6. Par ailleurs, ni la circonstance, au demeurant non établie, selon laquelle l'époux d'une infirmière aurait également utilisé un ordinateur du service, ni les circonstances selon lesquelles l'employeur n'aurait pas mis en place une charte informatique concernant l'utilisation de l'outil internet et ne se serait pas conformé aux préconisations de la commission nationale de l'informatique et des libertés relatives à la gestion des mots de passe, ne sont de nature à soustraire Mme B... au respect des dispositions du règlement intérieur relatives aux conditions d'utilisation du matériel informatique de l'établissement, celle-ci exerçant les fonctions de cadre A au sein de l'établissement et devant ainsi avoir, vis-à-vis de l'ensemble des agents, un comportement exemplaire quant au respect des règles applicables. Dans ces conditions, les faits reprochés à Mme B..., dont la matérialité est établie, présentent un caractère fautif et sont de nature à justifier une sanction disciplinaire.

Sur le caractère proportionné de la sanction :

7. Si Mme B... soutient que le temps cumulé des deux connexions établies n'a pas excédé cinq minutes, qu'elles n'ont ainsi pu être de nature à perturber le bon fonctionnement du service, et qu'à aucun moment, elle n'a accédé à des données confidentielles relatives aux résidents, ces circonstances ont été prises en compte par le directeur de la maison de retraite départementale de l'Aisne qui, en faisant le choix d'infliger à l'encontre de Mme B... la sanction de l'avertissement, première sanction du premier groupe non inscrite au dossier du fonctionnaire, n'a pas prononcé à son encontre une sanction disproportionnée. Cette décision n'est ainsi pas entachée d'une erreur d'appréciation.

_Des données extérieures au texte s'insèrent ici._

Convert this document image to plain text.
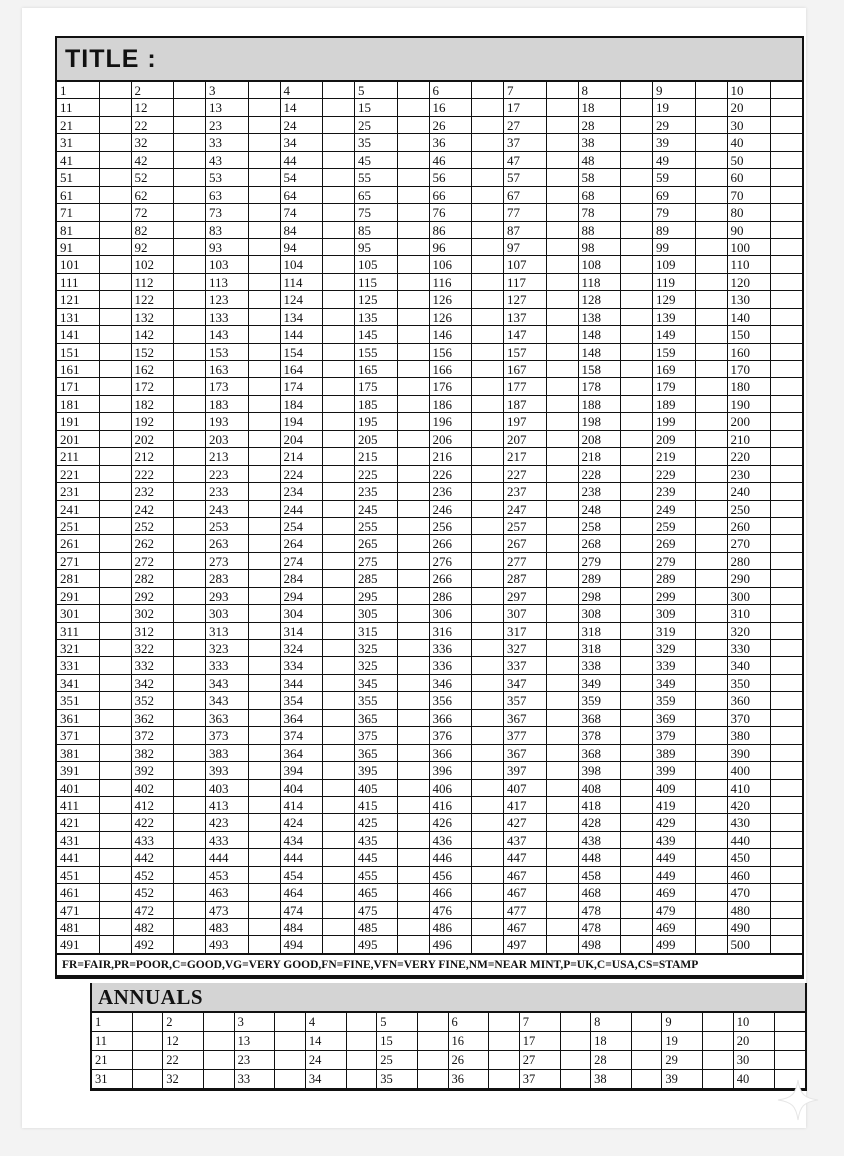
TITLE :
1	2	3	4	5	6	7	8	9	10
11	12	13	14	15	16	17	18	19	20
21	22	23	24	25	26	27	28	29	30
31	32	33	34	35	36	37	38	39	40
41	42	43	44	45	46	47	48	49	50
51	52	53	54	55	56	57	58	59	60
61	62	63	64	65	66	67	68	69	70
71	72	73	74	75	76	77	78	79	80
81	82	83	84	85	86	87	88	89	90
91	92	93	94	95	96	97	98	99	100
101	102	103	104	105	106	107	108	109	110
111	112	113	114	115	116	117	118	119	120
121	122	123	124	125	126	127	128	129	130
131	132	133	134	135	126	137	138	139	140
141	142	143	144	145	146	147	148	149	150
151	152	153	154	155	156	157	148	159	160
161	162	163	164	165	166	167	158	169	170
171	172	173	174	175	176	177	178	179	180
181	182	183	184	185	186	187	188	189	190
191	192	193	194	195	196	197	198	199	200
201	202	203	204	205	206	207	208	209	210
211	212	213	214	215	216	217	218	219	220
221	222	223	224	225	226	227	228	229	230
231	232	233	234	235	236	237	238	239	240
241	242	243	244	245	246	247	248	249	250
251	252	253	254	255	256	257	258	259	260
261	262	263	264	265	266	267	268	269	270
271	272	273	274	275	276	277	279	279	280
281	282	283	284	285	266	287	289	289	290
291	292	293	294	295	286	297	298	299	300
301	302	303	304	305	306	307	308	309	310
311	312	313	314	315	316	317	318	319	320
321	322	323	324	325	336	327	318	329	330
331	332	333	334	325	336	337	338	339	340
341	342	343	344	345	346	347	349	349	350
351	352	343	354	355	356	357	359	359	360
361	362	363	364	365	366	367	368	369	370
371	372	373	374	375	376	377	378	379	380
381	382	383	364	365	366	367	368	389	390
391	392	393	394	395	396	397	398	399	400
401	402	403	404	405	406	407	408	409	410
411	412	413	414	415	416	417	418	419	420
421	422	423	424	425	426	427	428	429	430
431	433	433	434	435	436	437	438	439	440
441	442	444	444	445	446	447	448	449	450
451	452	453	454	455	456	467	458	449	460
461	452	463	464	465	466	467	468	469	470
471	472	473	474	475	476	477	478	479	480
481	482	483	484	485	486	467	478	469	490
491	492	493	494	495	496	497	498	499	500
FR=FAIR,PR=POOR,C=GOOD,VG=VERY GOOD,FN=FINE,VFN=VERY FINE,NM=NEAR MINT,P=UK,C=USA,CS=STAMP
ANNUALS
1	2	3	4	5	6	7	8	9	10
11	12	13	14	15	16	17	18	19	20
21	22	23	24	25	26	27	28	29	30
31	32	33	34	35	36	37	38	39	40
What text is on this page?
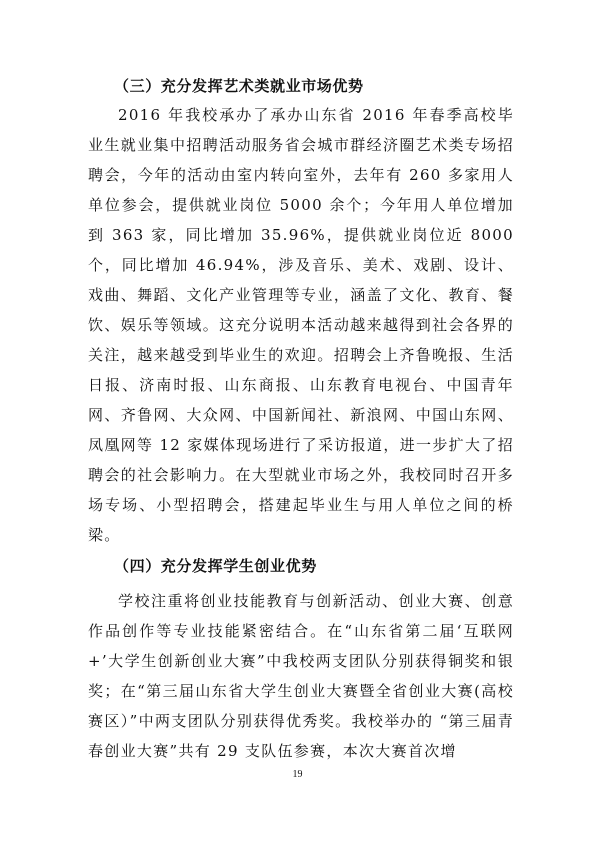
（三）充分发挥艺术类就业市场优势

2016 年我校承办了承办山东省 2016 年春季高校毕业生就业集中招聘活动服务省会城市群经济圈艺术类专场招聘会，今年的活动由室内转向室外，去年有 260 多家用人单位参会，提供就业岗位 5000 余个；今年用人单位增加到 363 家，同比增加 35.96%，提供就业岗位近 8000 个，同比增加 46.94%，涉及音乐、美术、戏剧、设计、戏曲、舞蹈、文化产业管理等专业，涵盖了文化、教育、餐饮、娱乐等领域。这充分说明本活动越来越得到社会各界的关注，越来越受到毕业生的欢迎。招聘会上齐鲁晚报、生活日报、济南时报、山东商报、山东教育电视台、中国青年网、齐鲁网、大众网、中国新闻社、新浪网、中国山东网、凤凰网等 12 家媒体现场进行了采访报道，进一步扩大了招聘会的社会影响力。在大型就业市场之外，我校同时召开多场专场、小型招聘会，搭建起毕业生与用人单位之间的桥梁。

（四）充分发挥学生创业优势

学校注重将创业技能教育与创新活动、创业大赛、创意作品创作等专业技能紧密结合。在“山东省第二届‘互联网+’大学生创新创业大赛”中我校两支团队分别获得铜奖和银奖；在“第三届山东省大学生创业大赛暨全省创业大赛(高校赛区）”中两支团队分别获得优秀奖。我校举办的 “第三届青春创业大赛”共有 29 支队伍参赛，本次大赛首次增

19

8. Enfin, si Mme B... fait valoir que la sanction litigieuse s'inscrit dans un contexte de harcèlement moral dont elle ne constitue qu'une des manifestations et a ainsi été adoptée dans la seule intention de lui nuire, elle ne produit aucun élément de nature à faire présumer qu'elle aurait subi des agissements constitutifs d'un tel harcèlement.

9. Il résulte de tout ce qui précède que Mme B... n'est pas fondée à soutenir que c'est à tort que, par le jugement attaqué, le tribunal administratif d'Amiens a rejeté sa demande tendant à l'annulation de la décision en litige. Doivent être rejetées, par voie de conséquence, ses conclusions présentées au titre de l'article L. 761-1 du code de justice administrative. Il n'y pas lieu, dans les circonstances de l'espèce, de faire application de ces dispositions et de mettre à la charge de Mme B... le versement à la maison de retraite départementale de l'Aisne, d'une somme au titre des frais exposés par elle et non compris dans les dépens.


DÉCIDE :


Article 1er : La requête de Mme B... est rejetée.

Article 2 : Les conclusions présentées par la maison de retraite départementale de l'Aisne au titre de l'article L. 761-1 du code de justice administrative sont rejetées.

Article 3 : Le présent arrêt sera notifié à Mme A... B... et à la maison de retraite départementale de l'Aisne.